I love having vivid dreams that I remember. I think it is an absolute trip what your mind comes up with.
I’m definitely seeing a bite guard/dinosaur correlation though. Like, if you’d gotten a cast, maybe the mummies would have come for you.
S-
Lol! Good point! Maybe I am the very bitey thing that I am afraid of.
Although now that I think of it, it would be super hard to get away from those mummies with a broken body part. I’d be a gonner for sure!
MidLifeMama – my teeth are cracking too! Makes me feel real bad, like I’m the six million dollar man, and all that money had to be spent on my mouth. No Benz for me.
What in the world are you eating before you go to bed? Sheesh. Are you sure you’re not eating spicy food or too much chocolate? I had a reoccuring dream when I was little of my family being chased by the giant purple blob from the movie and being overtaken one by one until it came to me. Messed with my head my entire youth. Then there are the Dimetap (sp?) dreams. That stuff makes me dream some freaky things, some sexy, some not so much. My dreams have made sense here lately (telling the future ex off, etc.). I like those. I feel vindicated. Maybe you’re stressing because you secretly want another baby…*ducks head and hides behind furniture*.

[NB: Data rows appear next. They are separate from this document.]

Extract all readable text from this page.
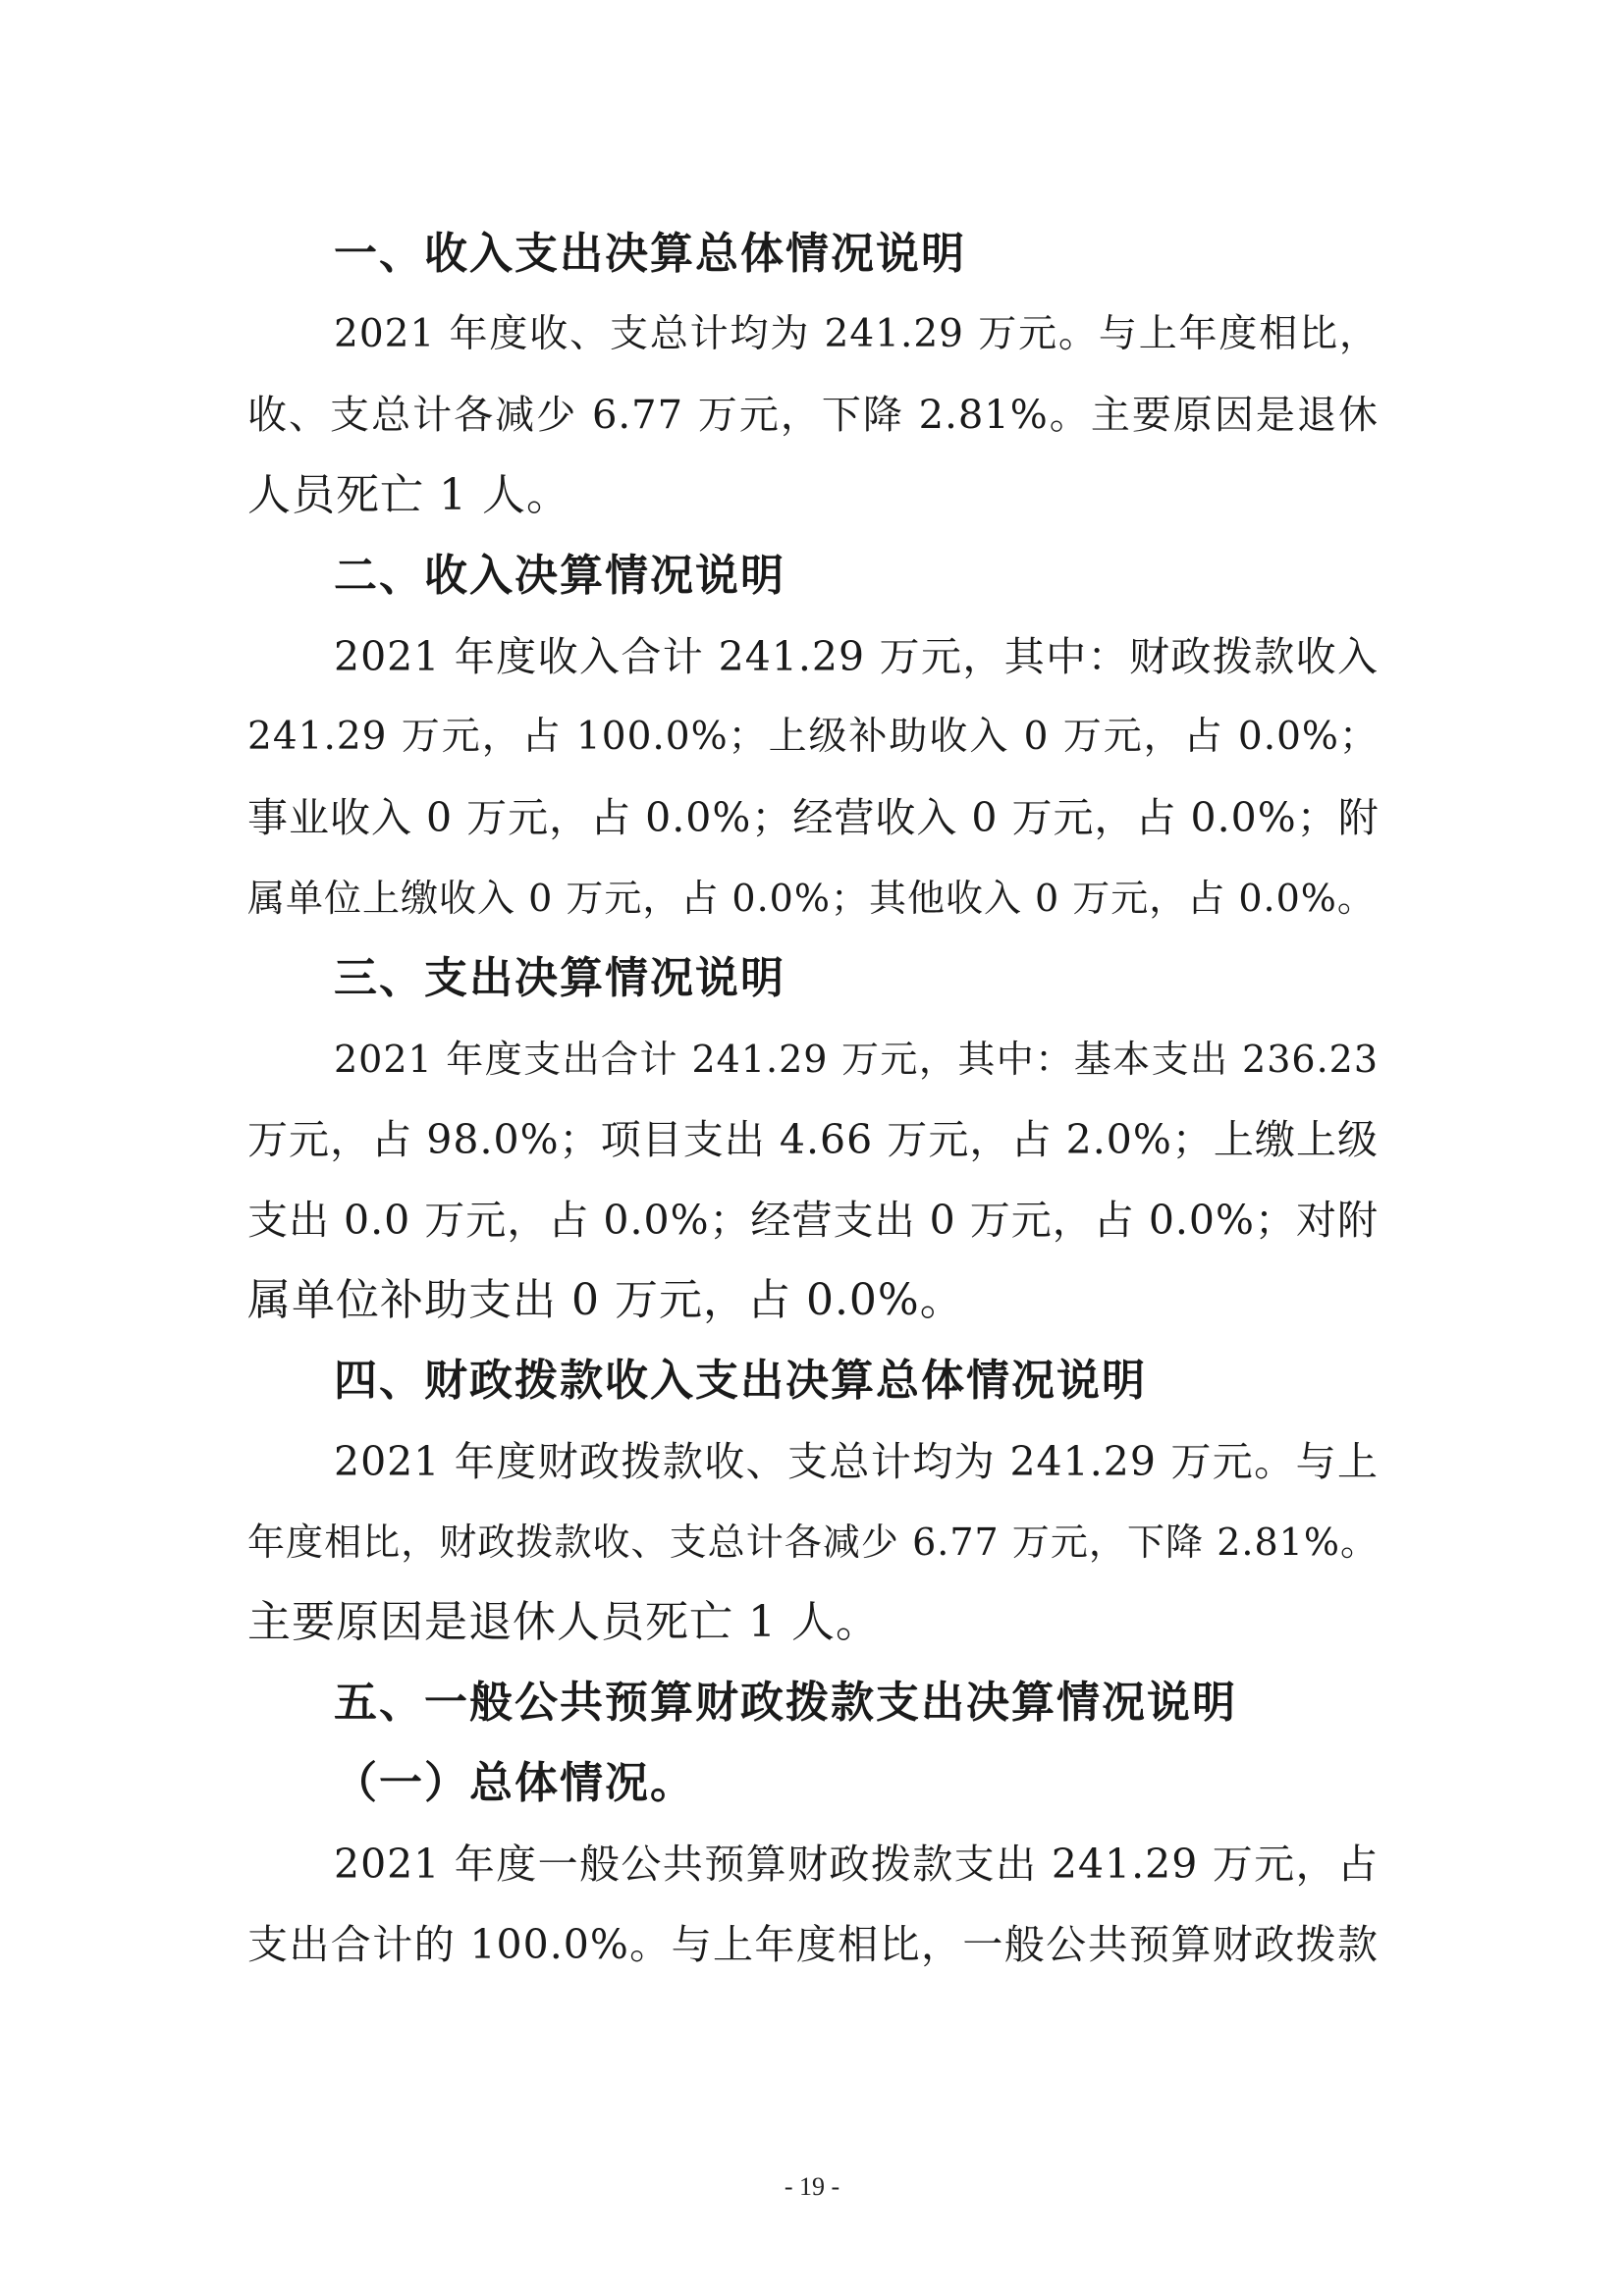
一、收入支出决算总体情况说明
2021 年度收、支总计均为 241.29 万元。与上年度相比，
收、支总计各减少 6.77 万元，下降 2.81%。主要原因是退休
人员死亡 1 人。
二、收入决算情况说明
2021 年度收入合计 241.29 万元，其中：财政拨款收入
241.29 万元，占 100.0%；上级补助收入 0 万元，占 0.0%；
事业收入 0 万元，占 0.0%；经营收入 0 万元，占 0.0%；附
属单位上缴收入 0 万元，占 0.0%；其他收入 0 万元，占 0.0%。
三、支出决算情况说明
2021 年度支出合计 241.29 万元，其中：基本支出 236.23
万元，占 98.0%；项目支出 4.66 万元，占 2.0%；上缴上级
支出 0.0 万元，占 0.0%；经营支出 0 万元，占 0.0%；对附
属单位补助支出 0 万元，占 0.0%。
四、财政拨款收入支出决算总体情况说明
2021 年度财政拨款收、支总计均为 241.29 万元。与上
年度相比，财政拨款收、支总计各减少 6.77 万元，下降 2.81%。
主要原因是退休人员死亡 1 人。
五、一般公共预算财政拨款支出决算情况说明
（一）总体情况。
2021 年度一般公共预算财政拨款支出 241.29 万元，占
支出合计的 100.0%。与上年度相比，一般公共预算财政拨款
- 19 -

Your dressed up dinosaur is adorable.
Awwww…. that dinosaur makes me want to have a pet.
I don’t sleep much because I have terrible insomnia, but when I do I always have nightmares.
I feel you on the clenching and nightmares and non-sleeping. Gave up on the biteguard, I take my melatonin before bed (it seems to help with both insomnia and the clenching). Don’t even get me started on the dreams – Porky Pig and Daffy Duck in a canoe in a swamp, and they’re fighting and trying to flip the canoe over upside down. And only they are cartoons, the rest is real-life. And I’m in the canoe too, but I’m like, 6 or something. Love to hear what Freud would have thought of that one
Shit woman, that is some scary stuff! I definitely prefer my kinky girl on girl dreams I’ve been having lately. Seriously. I think my psyche is telling me something.